Chinese driving test is an official driving skill test conducted in the People's Republic of China (excluding Hong Kong and Macau) in order to obtain legal driving motor vehicles. It is administered by the traffic administrative department of the public security organ. The contents of the examination subjects and the qualification standards have been uniformly stipulated by the Provisions on the Application for and Use of Motor Vehicle Driving Licenses formulated by the Ministry of Public Security of the People's Republic of China.

The driving test in China includes road traffic safety laws, regulations and related knowledge test subjects (also known as "theory test", referred to as "subject 1"), field driving skills test (commonly known as "stake test", referred to as "subject 2"), road driving skills test and common sense test of safe and civilized driving (commonly known as "road test", referred to as "subject 3"). The examination content and eligibility criteria are unified nationwide, and the corresponding examination items are stipulated according to different driving types.

Test subjects

Subject 1 

The subject 1 (theory test) comprises 100 questions (include single-choice and true-false test) randomly selected from a pool of over 1600. Forty-five minutes will be given in which to answer all the questions and score 90 or more to pass. The question bank will not be officially published as it is the intention of the Ministry of Public Security that students must learn the traffic regulations and understand the intention of the rules rather than memorize answers to questions. After passing the test of subject 1, the learner's driving certificate will be issued as a voucher for learning subsequent subjects and taking the test.

Subject 2 

In subject 2 (stake test), learners driving vehicles to complete multiple project assessments in an open field. Since medium and large passenger cars and trucks are more dangerous than small passenger cars, and require higher technical requirements for drivers, there are more test items for subject 2 of these types. Learners of large buses, tractors, city buses, medium-sized buses and large goods vehicles should score 90 or more, and the learners of other vehicle types should score 80 or more to pass subject 2.

Notes
A1: Large busesA2: TractorsA3: City busesB1: Medium-sized busesB2: Large goods vehiclesC1: Small vehiclesC2: Small automatic shift vehiclesC3: Low-speed goods vehiclesC4: Three-wheelersC5: Small automatic shift passenger vehicles for disabilitiesD: Common three-wheel motorcyclesE: Common two-wheel motorcyclesF: Light motorcyclesM: Wheeled self-move mechanical vehiclesN: Trolley busesP: Tramcars

Subject 3

Road driving skills test 

In road driving skills test, learners need to drive along a fixed route on actual roads and complete the assessment of corresponding items in accordance with regulations. Each test car will be equipped with a safety officer to assess the learner's driving performance.

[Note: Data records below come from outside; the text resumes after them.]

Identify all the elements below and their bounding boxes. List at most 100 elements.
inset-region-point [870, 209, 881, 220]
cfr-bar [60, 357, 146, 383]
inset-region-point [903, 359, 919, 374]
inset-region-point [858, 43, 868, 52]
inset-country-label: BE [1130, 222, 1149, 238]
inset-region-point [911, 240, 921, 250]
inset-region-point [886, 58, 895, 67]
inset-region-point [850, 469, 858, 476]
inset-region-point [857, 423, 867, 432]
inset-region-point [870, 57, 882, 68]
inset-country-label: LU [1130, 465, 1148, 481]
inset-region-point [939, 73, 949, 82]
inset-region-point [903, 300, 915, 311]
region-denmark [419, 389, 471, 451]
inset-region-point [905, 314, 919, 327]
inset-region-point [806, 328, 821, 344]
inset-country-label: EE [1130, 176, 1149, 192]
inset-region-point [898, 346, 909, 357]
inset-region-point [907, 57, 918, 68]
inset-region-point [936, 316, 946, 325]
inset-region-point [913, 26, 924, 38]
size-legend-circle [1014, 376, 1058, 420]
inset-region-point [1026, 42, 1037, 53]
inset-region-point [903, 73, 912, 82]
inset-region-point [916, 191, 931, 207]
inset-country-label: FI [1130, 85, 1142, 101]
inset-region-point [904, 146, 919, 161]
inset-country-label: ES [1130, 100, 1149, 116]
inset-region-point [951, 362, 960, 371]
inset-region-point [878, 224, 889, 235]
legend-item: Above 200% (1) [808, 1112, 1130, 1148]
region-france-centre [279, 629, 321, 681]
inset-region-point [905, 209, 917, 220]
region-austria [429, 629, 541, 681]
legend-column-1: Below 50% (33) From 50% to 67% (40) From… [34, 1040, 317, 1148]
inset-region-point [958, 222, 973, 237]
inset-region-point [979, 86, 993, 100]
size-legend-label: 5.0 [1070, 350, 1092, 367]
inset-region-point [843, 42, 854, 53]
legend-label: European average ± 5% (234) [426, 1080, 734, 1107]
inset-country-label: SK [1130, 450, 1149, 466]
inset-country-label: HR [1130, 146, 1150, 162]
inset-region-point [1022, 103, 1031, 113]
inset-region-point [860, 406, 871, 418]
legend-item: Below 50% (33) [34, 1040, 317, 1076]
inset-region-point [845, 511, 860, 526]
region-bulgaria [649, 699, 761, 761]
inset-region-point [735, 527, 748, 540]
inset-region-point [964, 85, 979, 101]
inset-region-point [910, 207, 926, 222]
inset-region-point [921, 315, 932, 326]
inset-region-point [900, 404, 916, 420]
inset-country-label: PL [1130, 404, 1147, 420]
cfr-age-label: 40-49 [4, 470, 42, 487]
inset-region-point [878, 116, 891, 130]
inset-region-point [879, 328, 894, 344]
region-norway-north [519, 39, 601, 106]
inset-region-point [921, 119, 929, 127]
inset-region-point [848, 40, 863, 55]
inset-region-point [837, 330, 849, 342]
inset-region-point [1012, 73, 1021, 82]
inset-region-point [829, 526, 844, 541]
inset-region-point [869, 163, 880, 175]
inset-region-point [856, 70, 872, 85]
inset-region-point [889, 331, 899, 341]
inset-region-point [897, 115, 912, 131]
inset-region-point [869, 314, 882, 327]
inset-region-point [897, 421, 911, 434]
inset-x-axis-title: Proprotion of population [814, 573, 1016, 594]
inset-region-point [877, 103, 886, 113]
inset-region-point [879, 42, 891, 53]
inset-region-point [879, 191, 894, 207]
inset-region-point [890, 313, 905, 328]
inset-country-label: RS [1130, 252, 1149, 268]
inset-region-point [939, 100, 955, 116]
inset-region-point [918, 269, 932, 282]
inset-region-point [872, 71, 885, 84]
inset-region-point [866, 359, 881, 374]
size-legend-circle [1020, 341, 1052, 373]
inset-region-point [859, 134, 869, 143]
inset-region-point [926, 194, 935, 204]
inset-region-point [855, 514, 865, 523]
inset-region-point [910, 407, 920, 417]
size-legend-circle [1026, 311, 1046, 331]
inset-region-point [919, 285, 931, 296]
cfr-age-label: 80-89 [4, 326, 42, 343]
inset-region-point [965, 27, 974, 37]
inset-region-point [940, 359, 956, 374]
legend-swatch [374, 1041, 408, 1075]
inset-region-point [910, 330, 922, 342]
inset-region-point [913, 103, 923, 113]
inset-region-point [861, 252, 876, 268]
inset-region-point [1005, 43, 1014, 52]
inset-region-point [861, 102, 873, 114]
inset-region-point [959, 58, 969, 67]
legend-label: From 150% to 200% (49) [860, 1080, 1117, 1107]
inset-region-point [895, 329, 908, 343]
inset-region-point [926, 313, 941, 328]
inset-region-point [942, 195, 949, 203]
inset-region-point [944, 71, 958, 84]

Common sense test of safe and civilized driving 

Common sense test of safe and civilized driving, is the theory part of subject 3, commonly known as subject 4 (which has never been used as an official name). The test format of subject 4 is similar to subject 1. There are 50 questions including single-choice questions, multiple-choice questions and true-false questions. Each question is 2 points, and score 90 to pass.

After the learner has completed and passed the assessment of all four subjects, a motor vehicle driver's license will be obtained.